Özgürleşebilmek için güneş ve rüzgardan yararlanmamız gerek
Ereğli Belediyesi tarafından ilki düzenlenen Çevre Şenliği kapsamında, Marmara Üniversitesi Enerji Anabilim Dalı Başkanı, Avrupa Yenilenebilir Enerji Birliği Türkiye Bölümü Başkanı ve Türkiye Çevre Platformu Koordinatörü Prof. Dr. Tanay Sıdkı Uyar, “Enerjide Çözüm: Enerjinin Etkin Kullanımı ve %100 Yenilenebilir Enerji” başlıklı bir konferans verdi. Düzenlenen konferansa, Kdz. Ereğli Belediye Başkanı Halil Posbıyık, BEÜ Ereğli Eğitim Fakültesi Dekanı Prof. Dr. Ali Azar, Ereğli Belediyesi Başkan Yardımcısı Özkan Özyağcı, TEMA Ereğli Temsilcisi Nilgün Durak, bazı Belediye yetkilileri, öğrenciler, öğretmenler ve vatandaşlar katıldılar.
Dünyanın vazgeçilmez ısı ve enerji kaynağı güneşin, doğduğu her yeri eşit ısıttığını, doğduğu her yeri özgürleştirdiğini belirten Prof.

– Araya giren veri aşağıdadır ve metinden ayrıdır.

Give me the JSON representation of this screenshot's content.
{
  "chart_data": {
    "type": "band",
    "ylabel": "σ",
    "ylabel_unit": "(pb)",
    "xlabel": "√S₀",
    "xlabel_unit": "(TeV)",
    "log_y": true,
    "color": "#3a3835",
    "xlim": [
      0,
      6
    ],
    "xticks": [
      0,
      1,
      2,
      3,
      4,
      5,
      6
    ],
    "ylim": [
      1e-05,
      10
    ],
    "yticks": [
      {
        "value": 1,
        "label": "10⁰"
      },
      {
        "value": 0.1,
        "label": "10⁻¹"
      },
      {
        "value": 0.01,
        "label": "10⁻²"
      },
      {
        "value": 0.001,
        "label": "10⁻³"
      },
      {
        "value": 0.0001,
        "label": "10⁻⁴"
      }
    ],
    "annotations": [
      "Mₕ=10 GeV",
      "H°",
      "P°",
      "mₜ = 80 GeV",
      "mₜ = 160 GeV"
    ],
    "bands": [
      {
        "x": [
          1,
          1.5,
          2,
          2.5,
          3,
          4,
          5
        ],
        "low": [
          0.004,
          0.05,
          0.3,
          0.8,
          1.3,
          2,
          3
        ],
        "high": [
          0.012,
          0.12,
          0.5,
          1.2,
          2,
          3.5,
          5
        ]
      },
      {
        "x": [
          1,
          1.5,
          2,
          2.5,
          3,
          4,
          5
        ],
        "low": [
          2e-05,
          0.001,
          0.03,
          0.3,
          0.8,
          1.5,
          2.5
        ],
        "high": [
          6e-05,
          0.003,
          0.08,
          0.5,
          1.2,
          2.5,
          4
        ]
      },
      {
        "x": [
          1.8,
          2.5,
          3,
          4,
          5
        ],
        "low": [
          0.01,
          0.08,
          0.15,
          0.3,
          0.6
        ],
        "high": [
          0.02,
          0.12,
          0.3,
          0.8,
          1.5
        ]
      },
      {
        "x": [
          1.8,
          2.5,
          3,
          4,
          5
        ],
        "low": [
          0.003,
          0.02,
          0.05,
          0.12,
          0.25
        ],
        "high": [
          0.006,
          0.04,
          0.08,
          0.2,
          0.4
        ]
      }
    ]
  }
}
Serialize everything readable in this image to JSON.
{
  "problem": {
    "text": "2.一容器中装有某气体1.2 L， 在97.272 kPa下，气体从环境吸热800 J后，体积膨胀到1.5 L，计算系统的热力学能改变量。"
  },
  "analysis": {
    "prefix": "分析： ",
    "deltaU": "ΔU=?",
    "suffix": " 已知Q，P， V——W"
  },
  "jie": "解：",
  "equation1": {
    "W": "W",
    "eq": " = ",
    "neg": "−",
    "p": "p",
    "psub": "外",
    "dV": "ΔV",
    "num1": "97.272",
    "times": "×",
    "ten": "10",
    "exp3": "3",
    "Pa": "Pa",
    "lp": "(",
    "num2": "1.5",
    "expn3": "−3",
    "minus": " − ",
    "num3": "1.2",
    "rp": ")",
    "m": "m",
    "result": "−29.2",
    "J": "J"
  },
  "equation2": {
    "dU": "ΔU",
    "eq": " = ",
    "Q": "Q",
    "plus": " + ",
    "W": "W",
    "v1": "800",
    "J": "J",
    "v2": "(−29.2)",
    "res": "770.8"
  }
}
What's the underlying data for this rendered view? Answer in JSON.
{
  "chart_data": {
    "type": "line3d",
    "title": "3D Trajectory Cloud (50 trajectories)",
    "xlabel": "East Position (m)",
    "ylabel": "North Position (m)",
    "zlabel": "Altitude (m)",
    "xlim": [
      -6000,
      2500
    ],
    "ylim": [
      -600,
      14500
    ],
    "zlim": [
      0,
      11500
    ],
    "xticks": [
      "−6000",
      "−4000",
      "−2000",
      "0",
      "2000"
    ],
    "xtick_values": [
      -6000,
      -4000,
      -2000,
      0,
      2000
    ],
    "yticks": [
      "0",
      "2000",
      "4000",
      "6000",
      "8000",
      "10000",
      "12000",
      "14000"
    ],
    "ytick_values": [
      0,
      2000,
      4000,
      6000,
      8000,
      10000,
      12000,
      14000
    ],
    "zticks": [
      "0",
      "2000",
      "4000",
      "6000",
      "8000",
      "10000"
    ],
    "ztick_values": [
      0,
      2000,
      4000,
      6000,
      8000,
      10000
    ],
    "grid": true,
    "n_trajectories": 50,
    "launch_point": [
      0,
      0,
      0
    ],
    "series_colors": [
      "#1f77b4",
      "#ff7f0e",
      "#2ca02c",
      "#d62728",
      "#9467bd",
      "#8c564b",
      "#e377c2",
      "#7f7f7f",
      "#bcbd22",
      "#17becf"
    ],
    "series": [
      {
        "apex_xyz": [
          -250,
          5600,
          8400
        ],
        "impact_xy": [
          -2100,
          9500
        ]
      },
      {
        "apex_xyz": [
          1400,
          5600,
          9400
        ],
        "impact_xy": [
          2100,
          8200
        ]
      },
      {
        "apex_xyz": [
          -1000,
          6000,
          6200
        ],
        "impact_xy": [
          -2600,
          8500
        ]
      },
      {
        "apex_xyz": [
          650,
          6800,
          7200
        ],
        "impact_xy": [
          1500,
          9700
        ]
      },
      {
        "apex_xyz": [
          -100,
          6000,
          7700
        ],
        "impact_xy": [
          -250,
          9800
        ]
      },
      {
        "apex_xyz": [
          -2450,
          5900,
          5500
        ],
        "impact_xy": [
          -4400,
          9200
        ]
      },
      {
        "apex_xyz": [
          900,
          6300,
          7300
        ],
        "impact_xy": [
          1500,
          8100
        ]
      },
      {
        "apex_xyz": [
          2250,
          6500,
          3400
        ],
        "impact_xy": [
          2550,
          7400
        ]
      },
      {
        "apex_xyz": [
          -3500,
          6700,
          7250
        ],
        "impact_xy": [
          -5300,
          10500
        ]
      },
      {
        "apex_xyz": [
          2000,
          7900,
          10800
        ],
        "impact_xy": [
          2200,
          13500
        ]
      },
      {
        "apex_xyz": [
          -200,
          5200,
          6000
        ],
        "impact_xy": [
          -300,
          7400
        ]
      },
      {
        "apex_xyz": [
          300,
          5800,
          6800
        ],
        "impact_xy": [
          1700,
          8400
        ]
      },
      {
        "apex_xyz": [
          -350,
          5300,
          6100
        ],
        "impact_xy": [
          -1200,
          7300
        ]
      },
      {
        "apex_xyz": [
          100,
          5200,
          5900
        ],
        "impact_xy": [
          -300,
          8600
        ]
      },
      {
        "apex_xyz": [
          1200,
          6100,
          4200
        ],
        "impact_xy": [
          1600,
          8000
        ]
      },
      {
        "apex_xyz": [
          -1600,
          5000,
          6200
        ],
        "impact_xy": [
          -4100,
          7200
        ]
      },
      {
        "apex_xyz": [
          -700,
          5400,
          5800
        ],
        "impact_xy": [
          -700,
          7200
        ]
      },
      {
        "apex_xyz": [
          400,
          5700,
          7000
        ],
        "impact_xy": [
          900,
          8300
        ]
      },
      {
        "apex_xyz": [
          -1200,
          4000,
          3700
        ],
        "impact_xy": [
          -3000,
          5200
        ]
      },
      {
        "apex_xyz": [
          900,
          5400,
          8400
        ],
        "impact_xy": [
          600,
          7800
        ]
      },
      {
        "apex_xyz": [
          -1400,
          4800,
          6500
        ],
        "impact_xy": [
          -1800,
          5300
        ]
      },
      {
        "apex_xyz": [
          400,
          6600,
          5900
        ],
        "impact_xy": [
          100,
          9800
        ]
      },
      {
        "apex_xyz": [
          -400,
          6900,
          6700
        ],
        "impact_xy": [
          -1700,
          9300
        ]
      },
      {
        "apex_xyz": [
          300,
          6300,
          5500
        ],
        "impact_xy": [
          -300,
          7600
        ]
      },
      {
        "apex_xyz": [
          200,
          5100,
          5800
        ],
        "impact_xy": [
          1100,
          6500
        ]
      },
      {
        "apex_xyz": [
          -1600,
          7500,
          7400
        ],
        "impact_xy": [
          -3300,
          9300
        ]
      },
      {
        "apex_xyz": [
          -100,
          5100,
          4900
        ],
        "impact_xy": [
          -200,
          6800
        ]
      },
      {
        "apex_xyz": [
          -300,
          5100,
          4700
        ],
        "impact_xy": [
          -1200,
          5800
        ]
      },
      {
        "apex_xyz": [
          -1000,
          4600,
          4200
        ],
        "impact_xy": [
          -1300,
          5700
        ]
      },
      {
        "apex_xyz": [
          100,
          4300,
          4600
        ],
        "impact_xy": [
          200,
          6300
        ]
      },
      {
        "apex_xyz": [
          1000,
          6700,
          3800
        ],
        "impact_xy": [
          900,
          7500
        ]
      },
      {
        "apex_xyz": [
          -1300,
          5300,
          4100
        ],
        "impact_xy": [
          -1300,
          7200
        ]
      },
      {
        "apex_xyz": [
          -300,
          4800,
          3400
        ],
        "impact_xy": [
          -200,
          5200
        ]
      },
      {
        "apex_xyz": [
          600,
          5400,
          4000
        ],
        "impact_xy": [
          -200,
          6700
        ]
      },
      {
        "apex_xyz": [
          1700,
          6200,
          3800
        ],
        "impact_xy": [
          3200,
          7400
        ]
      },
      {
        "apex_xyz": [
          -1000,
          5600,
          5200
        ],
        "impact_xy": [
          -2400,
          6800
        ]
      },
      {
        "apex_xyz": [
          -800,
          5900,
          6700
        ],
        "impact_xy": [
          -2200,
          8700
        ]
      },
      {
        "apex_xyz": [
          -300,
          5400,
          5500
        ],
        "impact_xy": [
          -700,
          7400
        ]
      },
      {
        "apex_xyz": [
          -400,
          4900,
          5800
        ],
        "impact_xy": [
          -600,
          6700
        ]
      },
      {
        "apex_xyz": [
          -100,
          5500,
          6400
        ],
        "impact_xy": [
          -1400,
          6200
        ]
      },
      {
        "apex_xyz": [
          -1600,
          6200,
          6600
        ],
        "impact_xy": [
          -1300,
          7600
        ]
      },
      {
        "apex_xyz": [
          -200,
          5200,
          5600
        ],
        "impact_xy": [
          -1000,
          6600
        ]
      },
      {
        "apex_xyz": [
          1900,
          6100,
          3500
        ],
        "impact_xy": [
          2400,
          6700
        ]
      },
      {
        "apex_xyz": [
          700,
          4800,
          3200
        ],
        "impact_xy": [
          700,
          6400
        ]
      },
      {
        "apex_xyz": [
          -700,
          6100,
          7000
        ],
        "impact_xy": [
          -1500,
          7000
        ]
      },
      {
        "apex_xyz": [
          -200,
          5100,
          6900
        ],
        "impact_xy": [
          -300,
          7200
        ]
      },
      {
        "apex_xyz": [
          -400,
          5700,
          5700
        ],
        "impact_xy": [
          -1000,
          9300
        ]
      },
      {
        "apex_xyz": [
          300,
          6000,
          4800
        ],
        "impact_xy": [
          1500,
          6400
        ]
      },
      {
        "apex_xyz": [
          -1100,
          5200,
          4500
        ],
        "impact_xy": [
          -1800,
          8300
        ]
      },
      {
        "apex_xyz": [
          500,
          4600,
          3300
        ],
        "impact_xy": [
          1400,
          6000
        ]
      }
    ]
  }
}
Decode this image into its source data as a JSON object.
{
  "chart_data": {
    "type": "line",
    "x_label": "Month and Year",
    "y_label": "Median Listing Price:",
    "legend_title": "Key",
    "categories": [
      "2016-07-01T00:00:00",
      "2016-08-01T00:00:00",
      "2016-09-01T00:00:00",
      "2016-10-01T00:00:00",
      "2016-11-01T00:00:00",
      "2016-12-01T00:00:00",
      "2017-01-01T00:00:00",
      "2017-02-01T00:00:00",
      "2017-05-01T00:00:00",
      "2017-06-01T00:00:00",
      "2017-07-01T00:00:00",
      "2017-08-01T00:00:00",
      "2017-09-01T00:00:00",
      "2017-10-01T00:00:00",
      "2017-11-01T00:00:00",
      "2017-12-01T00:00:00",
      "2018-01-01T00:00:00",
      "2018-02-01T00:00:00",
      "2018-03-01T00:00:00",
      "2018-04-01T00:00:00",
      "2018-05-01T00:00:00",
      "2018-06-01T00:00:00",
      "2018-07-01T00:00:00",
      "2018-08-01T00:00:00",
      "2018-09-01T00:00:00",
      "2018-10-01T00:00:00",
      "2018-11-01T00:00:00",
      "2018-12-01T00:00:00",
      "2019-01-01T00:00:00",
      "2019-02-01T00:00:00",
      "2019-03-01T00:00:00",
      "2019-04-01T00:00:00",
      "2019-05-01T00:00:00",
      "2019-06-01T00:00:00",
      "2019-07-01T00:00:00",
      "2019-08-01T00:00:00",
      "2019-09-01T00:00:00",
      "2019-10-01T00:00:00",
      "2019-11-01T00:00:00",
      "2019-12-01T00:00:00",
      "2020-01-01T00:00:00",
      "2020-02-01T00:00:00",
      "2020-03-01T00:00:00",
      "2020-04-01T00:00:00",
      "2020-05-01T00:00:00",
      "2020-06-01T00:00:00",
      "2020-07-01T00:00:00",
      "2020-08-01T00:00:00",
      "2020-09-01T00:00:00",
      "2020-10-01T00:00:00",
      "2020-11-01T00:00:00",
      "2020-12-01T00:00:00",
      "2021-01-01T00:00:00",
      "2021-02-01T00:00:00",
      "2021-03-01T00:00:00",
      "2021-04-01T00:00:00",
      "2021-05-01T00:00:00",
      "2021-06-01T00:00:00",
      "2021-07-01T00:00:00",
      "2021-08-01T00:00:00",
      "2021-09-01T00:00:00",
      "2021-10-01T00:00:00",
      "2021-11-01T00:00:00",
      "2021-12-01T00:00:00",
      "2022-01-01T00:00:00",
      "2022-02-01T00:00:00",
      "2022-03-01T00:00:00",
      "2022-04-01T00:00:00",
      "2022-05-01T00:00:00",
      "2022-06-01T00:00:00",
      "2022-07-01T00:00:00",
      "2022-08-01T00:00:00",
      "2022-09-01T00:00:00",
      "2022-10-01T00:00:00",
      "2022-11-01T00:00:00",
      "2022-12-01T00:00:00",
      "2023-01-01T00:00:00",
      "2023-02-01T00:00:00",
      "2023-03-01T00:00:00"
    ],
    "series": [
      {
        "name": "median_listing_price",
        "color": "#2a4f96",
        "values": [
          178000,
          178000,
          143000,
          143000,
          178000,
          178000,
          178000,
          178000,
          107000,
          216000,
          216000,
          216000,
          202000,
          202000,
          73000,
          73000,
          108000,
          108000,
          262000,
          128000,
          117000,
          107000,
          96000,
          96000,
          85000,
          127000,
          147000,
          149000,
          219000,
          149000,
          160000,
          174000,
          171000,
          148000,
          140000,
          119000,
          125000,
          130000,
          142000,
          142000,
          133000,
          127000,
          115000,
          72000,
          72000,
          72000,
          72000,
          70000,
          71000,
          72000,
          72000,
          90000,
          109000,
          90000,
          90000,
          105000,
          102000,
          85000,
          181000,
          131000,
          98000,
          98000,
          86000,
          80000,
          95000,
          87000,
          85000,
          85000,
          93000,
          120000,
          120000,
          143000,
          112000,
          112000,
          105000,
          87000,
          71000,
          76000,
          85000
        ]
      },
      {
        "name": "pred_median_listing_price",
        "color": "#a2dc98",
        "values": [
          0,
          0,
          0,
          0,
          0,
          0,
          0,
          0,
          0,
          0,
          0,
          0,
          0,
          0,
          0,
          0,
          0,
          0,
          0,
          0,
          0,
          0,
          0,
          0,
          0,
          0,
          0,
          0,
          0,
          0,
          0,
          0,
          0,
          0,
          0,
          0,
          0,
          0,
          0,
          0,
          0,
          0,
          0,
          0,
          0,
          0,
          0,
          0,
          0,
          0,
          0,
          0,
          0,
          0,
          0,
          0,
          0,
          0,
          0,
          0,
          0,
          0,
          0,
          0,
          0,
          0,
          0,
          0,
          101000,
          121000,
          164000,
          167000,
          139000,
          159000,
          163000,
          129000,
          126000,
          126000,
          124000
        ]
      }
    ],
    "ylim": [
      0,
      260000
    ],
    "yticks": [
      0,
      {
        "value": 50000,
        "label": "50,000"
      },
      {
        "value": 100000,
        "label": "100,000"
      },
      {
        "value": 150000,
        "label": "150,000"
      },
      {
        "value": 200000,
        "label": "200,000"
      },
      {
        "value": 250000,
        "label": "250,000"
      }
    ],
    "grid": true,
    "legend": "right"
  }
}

Dr. Uyar, petrol ve diğer enerji kaynaklarının paylaşım savaşında görüldüğü gibi, kimsenin kimsenin öldürmesine, savaşa gerek kalmaksızın, güneşin tüm insanlara eşit fayda sağladığını bu nedenle de; özgürlük, barış, eşitlik ve kardeşlik gibi güzel duyguları çağrıştırdığını söyledi. Küresel ısınma nedeniyle, daha soğuk ilkime sahip Kuzey’in ve Kuzey kıyıların değer kazandığına dikkat çeken Prof. Dr. Uyar, “Karadeniz kıyılarını kim 40 yıllığına alabilirse bayram ediyor. Çünkü iklim değiştikçe, buralar daha güzel yerler haline geliyor. Bu nedenle şimdilerde herkes, santral yapacağım diye, şu-bu diye su hakkını satın alıp, oraları ele geçirmek istiyor.” dedi. Küresel ısınma nedeniyle Güney bölgelerde yaşayanların da gittikçe Kuzey bölgelere doğru gitmek durumunda kalacağını anlatan Prof. Dr. Uyar, yağmur suyunun da yalnızca içme suyu ve tarım için sulama suyu olarak kullanılması gerektiğine vurgu yaptı. Prof. Dr. Uyar, şöyle dedi: “Bana göre bu yağmur suyu da, sadece içme suyu ve tarım için kullanılmalı. Yani toprağın suyla bağını koparıp, oralara baraj adı altında beton döküp, orada tarım yapanları da kovalamanın doğru olmadığını düşünüyorum. Yüzde yüz yenilenebilir enerji için, depolama da son derece önemlidir. Yani gündüz güneş varken, ısı ya da elektrik bakımından ihtiyacınız kadarını depolayıp, ertesi gün güneş çıkana kadar onunla idare etmek… Bu, petrolden, kömürden, nükleerden, hidroelektrik santral yapımından insanları kurtaracak bir şeydir. İnsanların özgürleşebilmeleri için, bu doğayı, yaşam çevresini yok edenlerden kurtulmak için ihtiyacımız olan budur.”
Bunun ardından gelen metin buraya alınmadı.